Opinión

En seguridad, sigue más de lo mismo

Por Catalina Pérez Correa

La semana pasada el Senado aprobó una serie de reformas para hacer obligatorio el uso de la prisión preventiva –o prisión sin sentencia– en todo el país para aún más delitos. ¿Qué significa esto? Vamos por partes.

Primero, la prisión preventiva implica que una persona sólo por ser acusada, puede ser encarcelada mientras dure su juicio.

Segundo, esta medida es excepcional y normalmente decretada por un juez, a solicitud del fiscal. En otras palabras, si hay riesgo de que la persona acusada se fugue o si su libertad pone en riesgo a la víctima, puede ser puesta en prisión hasta que un proceso penal determine si es o no culpable. Los fiscales deben argumentar al juez que es necesaria esta medida en específico (en lugar de otras como el arresto domiciliario o el otorgamiento de una fianza).

Tercero, hay dos modalidades de prisión preventiva: la justificada y la oficiosa. La primera se debe solicitar y justificar ante un juez. La segunda es decretada siempre y debe usarse para ciertos delitos expresamente establecidos en la Constitución. Esta última figura fue inicialmente incorporada en la Constitución en el 2008, durante el gobierno de Felipe Calderón. La lista constitucional de delitos que conllevan prisión preventiva fue ampliada considerablemente en el 2019, a propuesta del gobierno de López Obrador.

Mucho se ha escrito sobre los problemas que genera el uso de la prisión sin sentencia. Se ha señalado que contribuye a la sobrepoblación penitenciaria; que genera altísimos costos económicos; que es injusta porque castiga de forma anticipada a quien aún está en proceso (y por tanto viola la presunción de inocencia); que en la práctica afecta desproporcionadamente a personas sin recursos y a mujeres.

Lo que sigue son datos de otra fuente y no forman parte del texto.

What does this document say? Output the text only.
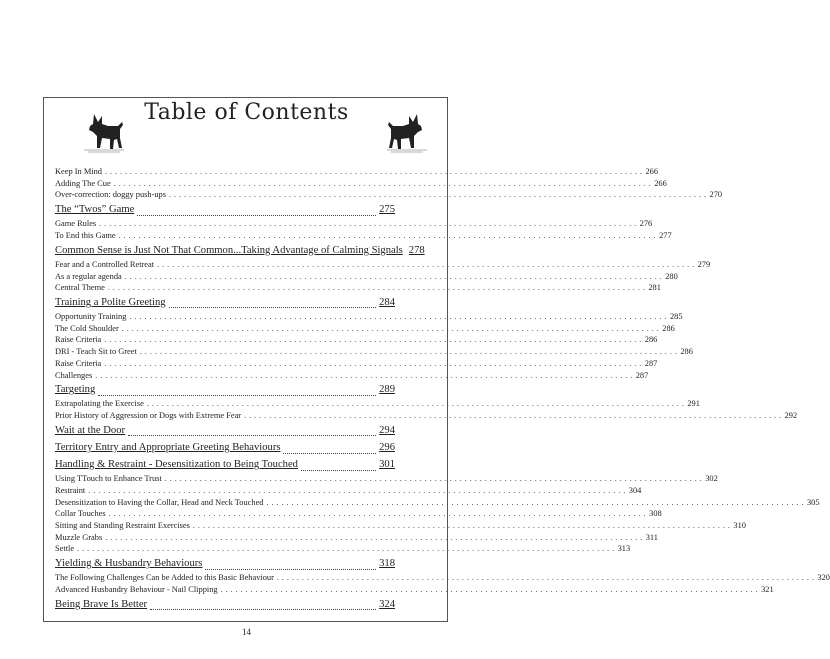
Table of Contents
Keep In Mind . . .	266
Adding The Cue . . .	266
Over-correction: doggy push-ups . . .	270
The “Twos” Game	275
Game Rules . . .	276
To End this Game . . .	277
Common Sense is Just Not That Common...Taking Advantage of Calming Signals 278
Fear and a Controlled Retreat . . .	279
As a regular agenda . . .	280
Central Theme . . .	281
Training a Polite Greeting	284
Opportunity Training . . .	285
The Cold Shoulder . . .	286
Raise Criteria . . .	286
DRI - Teach Sit to Greet . . .	286
Raise Criteria . . .	287
Challenges . . .	287
Targeting	289
Extrapolating the Exercise . . .	291
Prior History of Aggression or Dogs with Extreme Fear . . .	292
Wait at the Door	294
Territory Entry and Appropriate Greeting Behaviours	296
Handling & Restraint - Desensitization to Being Touched	301
Using TTouch to Enhance Trust . . .	302
Restraint . . .	304
Desensitization to Having the Collar, Head and Neck Touched . . .	305
Collar Touches . . .	308
Sitting and Standing Restraint Exercises . . .	310
Muzzle Grabs . . .	311
Settle . . .	313
Yielding & Husbandry Behaviours	318
The Following Challenges Can be Added to this Basic Behaviour . . .	320
Advanced Husbandry Behaviour - Nail Clipping . . .	321
Being Brave Is Better	324
14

Específicamente sobre la prisión preventiva oficiosa se ha señalado que permite, e incentiva, un uso arbitrario del sistema penal. Basta con que se inicie una investigación penal por alguno de los delitos que conllevan prisión preventiva oficiosa para que una persona sea encarcelada. Es decir, esta modalidad le da al Poder Ejecutivo (concretamente a fiscales y policías –que en realidad ahora son militares, pues la sustitución de policías por militares es también parte central de la estrategia de seguridad–) la posibilidad de encarcelarnos, sin mediar la autoridad judicial. Finalmente, la evidencia indica que la prisión sin sentencia no sirve para prevenir delitos.

¿Por qué, a pesar de tantos argumentos en contra, se insiste en ampliar la prisión preventiva? En México, según el Inegi, se denuncian e investigan menos del 7% de los delitos que se cometen y, en la mitad de los casos, no pasa nada. Un número importante de casos se inicia con un detenido (lo que apunta a que se trata de casos de flagrancia). Rara vez hay investigación de los delitos. En este contexto, la prisión preventiva busca subsanar la incapacidad de la autoridad para investigar. El costo que están dispuestos a pagar son nuestros derechos.

Se sigue presumiendo un cambio en la política de seguridad del país, pero cada vez queda más claro que hay una regresión (en el peor de los casos) o continuidad (en el mejor de los casos) de las políticas más autoritarias y añejas: más uso de cárceles, más discreción para fiscales y policías, más militarismo y la detención de capos. Lo mismo, con los mismos resultados.